Imam al-Bukhari, dalam mengoleksi hadist, salah satu ritualnya adalah shalat sunnah dua rakat sebelum mencatat dan mennetukan derajat sebuah hadis. Ibnu Rusdy bahkan biasa mandi junub setiap pagi, karena dia biasa menulis karyanya selepas shalat subuh.

Kebiasaan ini sangat bisa kita contoh dengan mengaktualisasikannya ke dalam karya-karya kita. Apapun genre buku yang sedang kita kerjakan, akan lebih berkah ketika kita memberi pembukaan dengan rasa syukur pada Allah SWT.

  • Memenuhi kewajiban

Pernahkah kita berfikir, untuk apa belajar matematika. Apakah matematika itu akan ditanyakan di alam kubur? Pertanyaan semacam itu mungkin pernah hinggap di benak kita. Tentu hal itu terjadi dikarenakan kurangnya kita dalam belajar dan bisa jadi masih ada setitik kesombongan dalam hati.
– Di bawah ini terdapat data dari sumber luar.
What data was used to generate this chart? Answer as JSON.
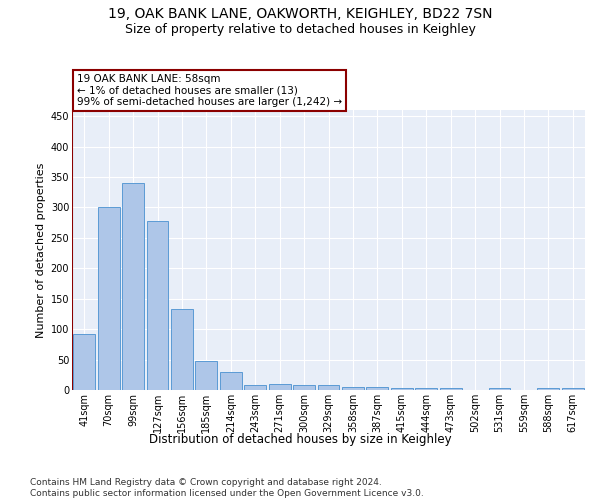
{
  "title1": "19, OAK BANK LANE, OAKWORTH, KEIGHLEY, BD22 7SN",
  "title2": "Size of property relative to detached houses in Keighley",
  "xlabel": "Distribution of detached houses by size in Keighley",
  "ylabel": "Number of detached properties",
  "categories": [
    "41sqm",
    "70sqm",
    "99sqm",
    "127sqm",
    "156sqm",
    "185sqm",
    "214sqm",
    "243sqm",
    "271sqm",
    "300sqm",
    "329sqm",
    "358sqm",
    "387sqm",
    "415sqm",
    "444sqm",
    "473sqm",
    "502sqm",
    "531sqm",
    "559sqm",
    "588sqm",
    "617sqm"
  ],
  "values": [
    92,
    300,
    340,
    278,
    133,
    47,
    30,
    9,
    10,
    9,
    9,
    5,
    5,
    4,
    4,
    4,
    0,
    3,
    0,
    3,
    3
  ],
  "bar_color": "#aec6e8",
  "bar_edge_color": "#5b9bd5",
  "annotation_box_text": "19 OAK BANK LANE: 58sqm\n← 1% of detached houses are smaller (13)\n99% of semi-detached houses are larger (1,242) →",
  "footer": "Contains HM Land Registry data © Crown copyright and database right 2024.\nContains public sector information licensed under the Open Government Licence v3.0.",
  "ylim": [
    0,
    460
  ],
  "plot_bg_color": "#e8eef8",
  "grid_color": "#ffffff",
  "title1_fontsize": 10,
  "title2_fontsize": 9,
  "xlabel_fontsize": 8.5,
  "ylabel_fontsize": 8,
  "tick_fontsize": 7,
  "footer_fontsize": 6.5,
  "ann_fontsize": 7.5
}
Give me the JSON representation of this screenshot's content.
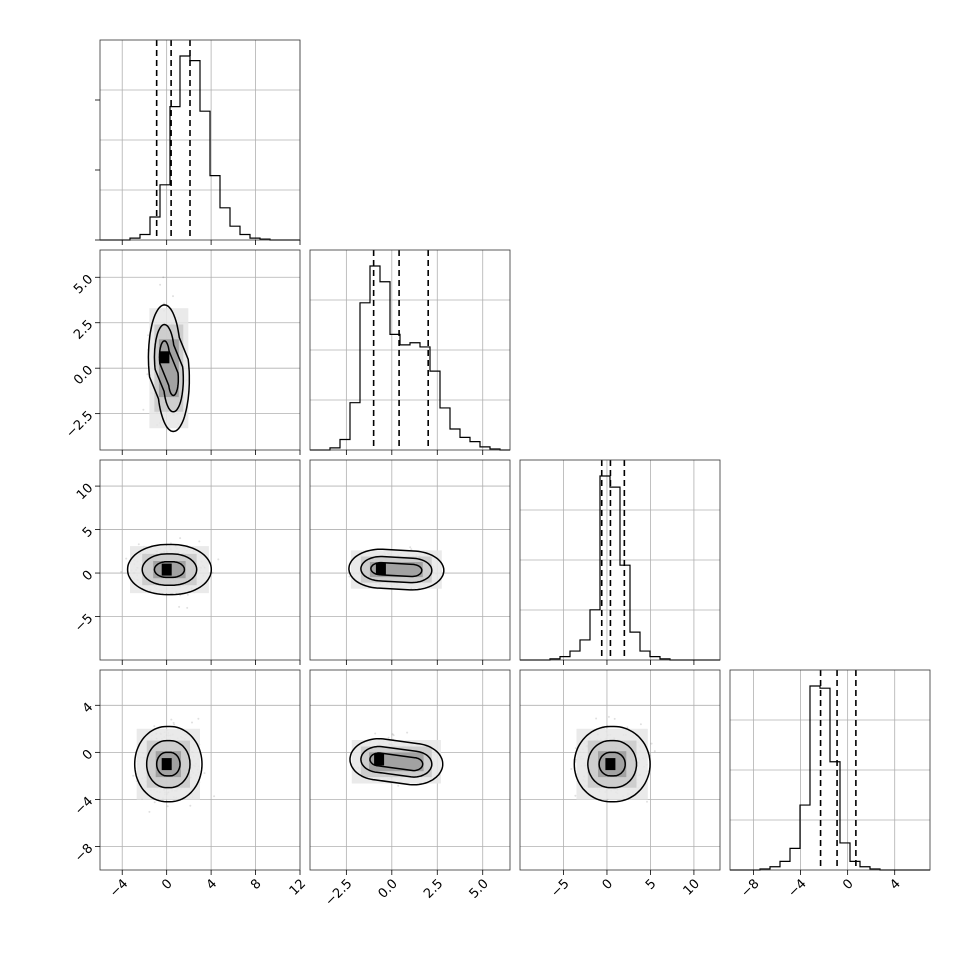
{
  "chart_data": {
    "type": "corner",
    "grid": true,
    "parameters": [
      {
        "range": [
          -6,
          12
        ],
        "ticks": [
          -4,
          0,
          4,
          8,
          12
        ],
        "tick_labels": [
          "−4",
          "0",
          "4",
          "8",
          "12"
        ],
        "quantiles": [
          -0.9,
          0.4,
          2.1
        ],
        "peak": 0.0,
        "width_left": 1.0,
        "width_right": 1.6
      },
      {
        "range": [
          -4.5,
          6.5
        ],
        "ticks": [
          -2.5,
          0.0,
          2.5,
          5.0
        ],
        "tick_labels": [
          "−2.5",
          "0.0",
          "2.5",
          "5.0"
        ],
        "quantiles": [
          -1.0,
          0.4,
          2.0
        ],
        "peak": -0.8,
        "width_left": 0.7,
        "width_right": 1.9
      },
      {
        "range": [
          -10,
          13
        ],
        "ticks": [
          -5,
          0,
          5,
          10
        ],
        "tick_labels": [
          "−5",
          "0",
          "5",
          "10"
        ],
        "quantiles": [
          -0.6,
          0.4,
          2.0
        ],
        "peak": 0.6,
        "width_left": 1.2,
        "width_right": 1.6
      },
      {
        "range": [
          -10,
          7
        ],
        "ticks": [
          -8,
          -4,
          0,
          4
        ],
        "tick_labels": [
          "−8",
          "−4",
          "0",
          "4"
        ],
        "quantiles": [
          -2.3,
          -0.9,
          0.7
        ],
        "peak": -0.9,
        "width_left": 1.3,
        "width_right": 1.3
      }
    ],
    "histograms": [
      {
        "param": 0,
        "bin_start": -6,
        "bin_width": 0.9,
        "counts": [
          0,
          0,
          0,
          2,
          6,
          25,
          60,
          145,
          200,
          195,
          140,
          70,
          35,
          15,
          6,
          2,
          1,
          0,
          0,
          0
        ]
      },
      {
        "param": 1,
        "bin_start": -4.5,
        "bin_width": 0.55,
        "counts": [
          0,
          0,
          2,
          10,
          45,
          140,
          175,
          160,
          110,
          100,
          102,
          98,
          75,
          40,
          20,
          12,
          8,
          3,
          1,
          0
        ]
      },
      {
        "param": 2,
        "bin_start": -10,
        "bin_width": 1.15,
        "counts": [
          0,
          0,
          0,
          1,
          3,
          8,
          18,
          45,
          165,
          155,
          85,
          25,
          8,
          3,
          1,
          0,
          0,
          0,
          0,
          0
        ]
      },
      {
        "param": 3,
        "bin_start": -10,
        "bin_width": 0.85,
        "counts": [
          0,
          0,
          0,
          1,
          3,
          8,
          20,
          60,
          170,
          168,
          100,
          25,
          8,
          3,
          1,
          0,
          0,
          0,
          0,
          0
        ]
      }
    ],
    "pairs": [
      {
        "x": 0,
        "y": 1,
        "centers": [
          [
            -0.2,
            0.6
          ],
          [
            0.6,
            -0.6
          ]
        ],
        "spread": [
          0.45,
          0.9
        ],
        "contour_scale": [
          1.0,
          2.0,
          3.2
        ]
      },
      {
        "x": 0,
        "y": 2,
        "centers": [
          [
            0.0,
            0.4
          ],
          [
            0.5,
            0.4
          ]
        ],
        "spread": [
          1.1,
          0.9
        ],
        "contour_scale": [
          1.0,
          2.0,
          3.2
        ]
      },
      {
        "x": 1,
        "y": 2,
        "centers": [
          [
            -0.6,
            0.5
          ],
          [
            1.1,
            0.3
          ]
        ],
        "spread": [
          0.55,
          0.7
        ],
        "contour_scale": [
          1.0,
          2.0,
          3.2
        ]
      },
      {
        "x": 0,
        "y": 3,
        "centers": [
          [
            0.0,
            -1.0
          ],
          [
            0.3,
            -1.0
          ]
        ],
        "spread": [
          0.9,
          1.0
        ],
        "contour_scale": [
          1.0,
          2.0,
          3.2
        ]
      },
      {
        "x": 1,
        "y": 3,
        "centers": [
          [
            -0.7,
            -0.6
          ],
          [
            1.2,
            -1.0
          ]
        ],
        "spread": [
          0.5,
          0.55
        ],
        "contour_scale": [
          1.0,
          2.0,
          3.2
        ]
      },
      {
        "x": 2,
        "y": 3,
        "centers": [
          [
            0.4,
            -1.0
          ],
          [
            0.8,
            -1.0
          ]
        ],
        "spread": [
          1.3,
          1.0
        ],
        "contour_scale": [
          1.0,
          2.0,
          3.2
        ]
      }
    ]
  }
}
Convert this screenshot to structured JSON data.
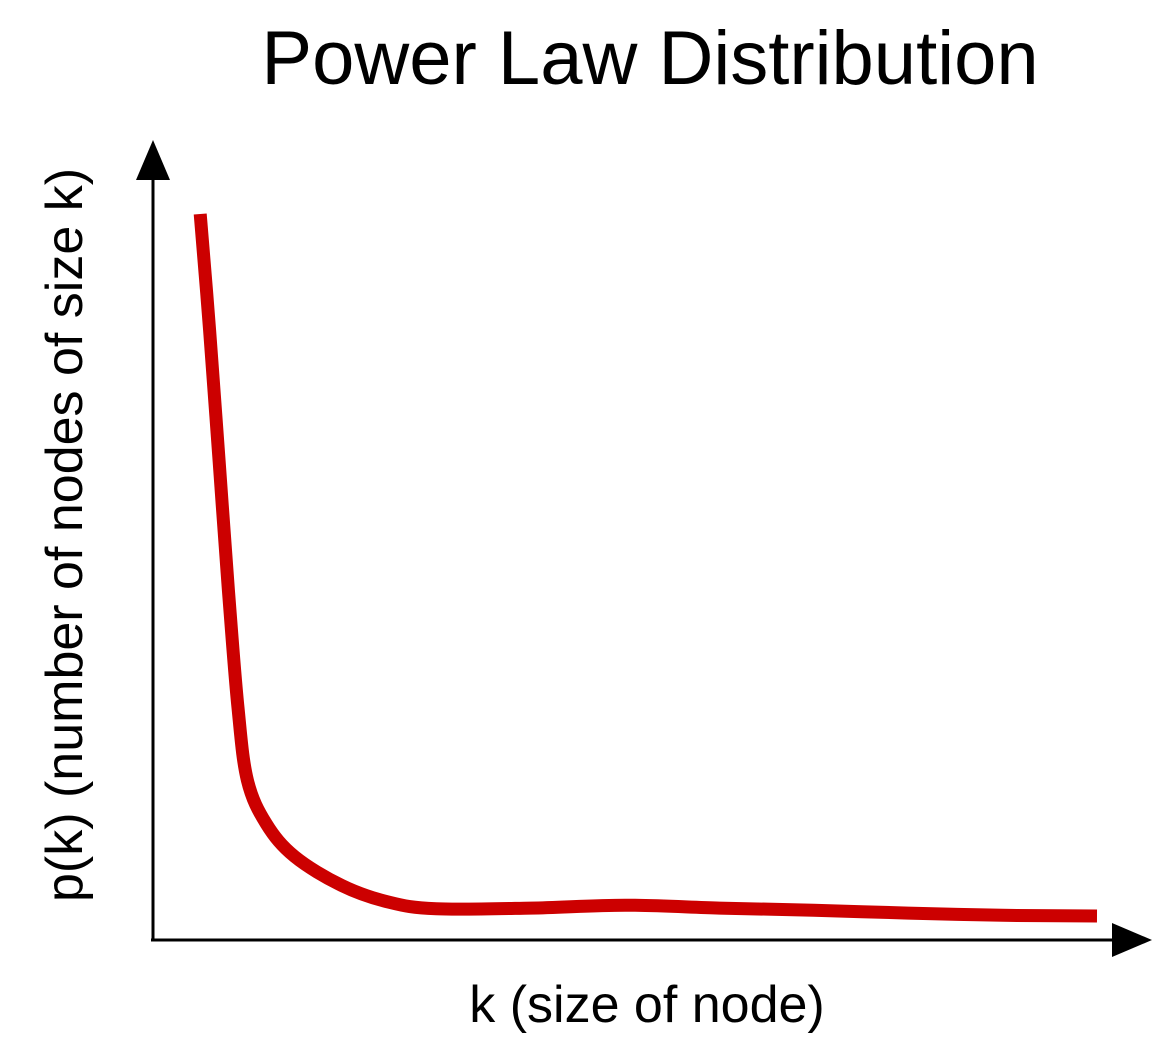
{
  "chart_data": {
    "type": "line",
    "title": "Power Law Distribution",
    "xlabel": "k (size of node)",
    "ylabel": "p(k) (number of nodes of size k)",
    "grid": false,
    "legend": "none",
    "xlim": [
      0,
      100
    ],
    "ylim": [
      0,
      100
    ],
    "series": [
      {
        "color": "#cc0000",
        "x": [
          5,
          6,
          7,
          8,
          9,
          10,
          12,
          15,
          20,
          25,
          30,
          40,
          50,
          60,
          70,
          80,
          90,
          100
        ],
        "y": [
          100,
          84,
          66,
          48,
          32,
          22,
          16,
          11.5,
          7.5,
          5.2,
          4.3,
          4.4,
          4.8,
          4.4,
          4.1,
          3.7,
          3.4,
          3.3
        ]
      }
    ]
  }
}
Jawabannya, bila ada kewajiban yang membutuhkan satu ilmu, maka menguasai ilmu tersebut menjadi wajib. Jika ada satu permasalahan yang tidak tuntas karena membutuhkan perhitungan, maka belajar matematika menjadi fardhu.

Contoh, misal ada orang kurang membayar zakat atau salah membagi waris karena lemah dalam matematika, maka dia berdosa. Apabila Suatu kaum terhalang pergi haji karena tidak ada yang bisa membuatkan kapal atau pesawat, sedangkan untuk itu diperlukan matematika lanjut, maka berarti wajib ada dari kaum itu yang belajar matematika hingga level itu.

  • Mencintai ilmu

Ketika perang salib terjadi, saat Romawi merebut Mesir, mereka dengan sengaja membakar manuskrip yang ada di perpustakaan Alexandria. Padahal kala itu, dan mungkin di masa depan, manuskrip tersebut menjadi harta yang tak ternilai harganya.

Berkebalikan dengan fenomena itu, saat kaum muslim berhasil merebut Mesir, mereka justru melindungi Perpustakaan tesebut tanpa memandang ilmu apa yang ada di dalamnya. Mereka menyadari begiitu berharganya sebuah ilmu.

Kita juga dapat mencontohnya dalam kehidupan sehari-hari. Misalkan dengan menjaga dan membaca buku-buku kita. Mengedepankan adab terhadap ilmu dan sumber ilmu, yakni guru-guru kita. Insyaallah ilmu akan kita dapatkan.